Over the past year, the Curiosity rover has crossed a transition zone from a “clay-rich region” to a sulfate-filled one, the statement said. The observations could provide a record of an ancient shift in climate change for the red planet.
The images of the finger-like rocks also supported the possibility that groundwater was moving in certain regions of Mars.
“They were probably formed billions of years ago, through groundwater, leaving behind minerals. In the Martian atmosphere, winds eroded the softer parts and left behind the harder parts,” Curiosity Rover’s Twitter account says alongside an image sample.
Fence… rocks? While researching, I noticed these strange shapes. They probably formed billions of years ago when groundwater swept through it, leaving minerals behind. In the Martian atmosphere, winds eroded the softer parts and left the harder parts behind. https://t.co/XKbiJuUMEC pic.twitter.com/U091p6DOf1
– Curiosity Traveler (@MarsCuriosity) 15 June 2022
Curiosity’s mission has already revealed images that support the view that ancient Mars experienced a climate that could include long-lived lakes.
Is not it beautiful?
I’m passing through a transition zone between a clay-rich area and a sulfate-filled area. Groundwater has descended and flowed through these geological features over time, leaving behind a puzzle that my team and I can’t wait to solve. https://t.co/umIr7ctS3r pic.twitter.com/gZ8aSzYwtn– Curiosity Traveler (@MarsCuriosity) June 22, 2022
In 2014, Gale Crater research suggested that the flow of water and sediment may have been large enough to build the three-mile-high Mount Sharp.
“If our hypothesis for Mount Sharp holds, it challenges the notion that hot and wet conditions are temporary, local, or only underground on Mars,” Vasavada said. aforementioned regarding previous findings.
“A more radical explanation is that Mars’ old, thicker atmosphere is driving temperatures globally above freezing, but until now we don’t know how the atmosphere does this,” he added.
NASA in 2013 observed Sedimentary rocks that gave rise to the idea that Mars once held fresh water.
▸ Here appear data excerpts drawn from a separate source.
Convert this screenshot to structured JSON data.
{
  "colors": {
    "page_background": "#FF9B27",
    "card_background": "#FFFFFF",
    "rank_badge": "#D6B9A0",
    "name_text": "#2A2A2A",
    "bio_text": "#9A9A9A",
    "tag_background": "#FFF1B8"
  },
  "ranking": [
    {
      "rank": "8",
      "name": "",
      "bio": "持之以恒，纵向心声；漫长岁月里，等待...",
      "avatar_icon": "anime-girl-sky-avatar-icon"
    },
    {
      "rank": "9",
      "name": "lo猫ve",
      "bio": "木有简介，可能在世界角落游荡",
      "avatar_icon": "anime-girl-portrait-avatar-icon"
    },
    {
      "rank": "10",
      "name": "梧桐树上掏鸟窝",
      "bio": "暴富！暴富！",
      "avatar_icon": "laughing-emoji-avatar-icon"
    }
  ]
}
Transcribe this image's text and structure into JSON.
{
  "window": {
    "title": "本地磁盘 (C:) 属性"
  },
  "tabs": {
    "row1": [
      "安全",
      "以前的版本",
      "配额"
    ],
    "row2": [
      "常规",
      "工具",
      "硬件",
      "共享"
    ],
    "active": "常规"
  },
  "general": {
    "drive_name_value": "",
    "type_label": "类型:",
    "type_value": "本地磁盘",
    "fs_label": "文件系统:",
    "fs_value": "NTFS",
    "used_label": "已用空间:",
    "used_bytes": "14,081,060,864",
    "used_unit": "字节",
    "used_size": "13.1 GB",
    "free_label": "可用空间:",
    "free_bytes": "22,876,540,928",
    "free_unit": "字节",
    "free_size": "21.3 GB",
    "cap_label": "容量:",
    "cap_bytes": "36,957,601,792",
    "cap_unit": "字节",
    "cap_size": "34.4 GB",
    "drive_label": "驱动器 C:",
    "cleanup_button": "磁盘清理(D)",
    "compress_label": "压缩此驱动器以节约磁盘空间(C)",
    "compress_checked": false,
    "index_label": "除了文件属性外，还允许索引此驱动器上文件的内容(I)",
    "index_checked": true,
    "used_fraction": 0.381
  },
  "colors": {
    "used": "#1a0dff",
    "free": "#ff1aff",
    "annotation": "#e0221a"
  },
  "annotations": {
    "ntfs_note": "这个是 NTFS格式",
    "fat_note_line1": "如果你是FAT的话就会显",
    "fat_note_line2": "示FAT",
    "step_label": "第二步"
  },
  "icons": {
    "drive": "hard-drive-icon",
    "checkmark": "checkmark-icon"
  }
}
Images from 2012 also observed small rocks that appear to have been smoothed and shaped by water.
After a Curiosity image showed a “gate” on Mars, a lot of speculation swirled around the internet. However, NASA noted that despite the familiar door appearance, the image captures a natural geological feature.
Some of you may have noticed this image I took on Mars. Sure, it may look like a wicket door, but in fact, it’s a natural geological feature! It may just seem *like a door* because your mind is trying to make sense of the unknown. (This is called “pareidolia”) https://t.co/TrtbwO7m46 pic.twitter.com/VdwNhBkN6J
– Curiosity Traveler (@MarsCuriosity) 18 May 2022
The water debate on Mars isn’t limited to the Curiosity mission. NASA has been searching for evidence of ancient water on the planet since the 1970s.
Science Magazine reported, “Scientists have traced ancient water trails on Mars since the 1970s, when orbiters revealed networks of branching valleys that matched the dendritic shape of water-eroded valleys on Earth.” reported. “In the 1990s, the Mars Global Surveyor zoomed in on deep-carved troughs that could only have been carved by powerful water currents and even saw shorelines from an ancient ocean.”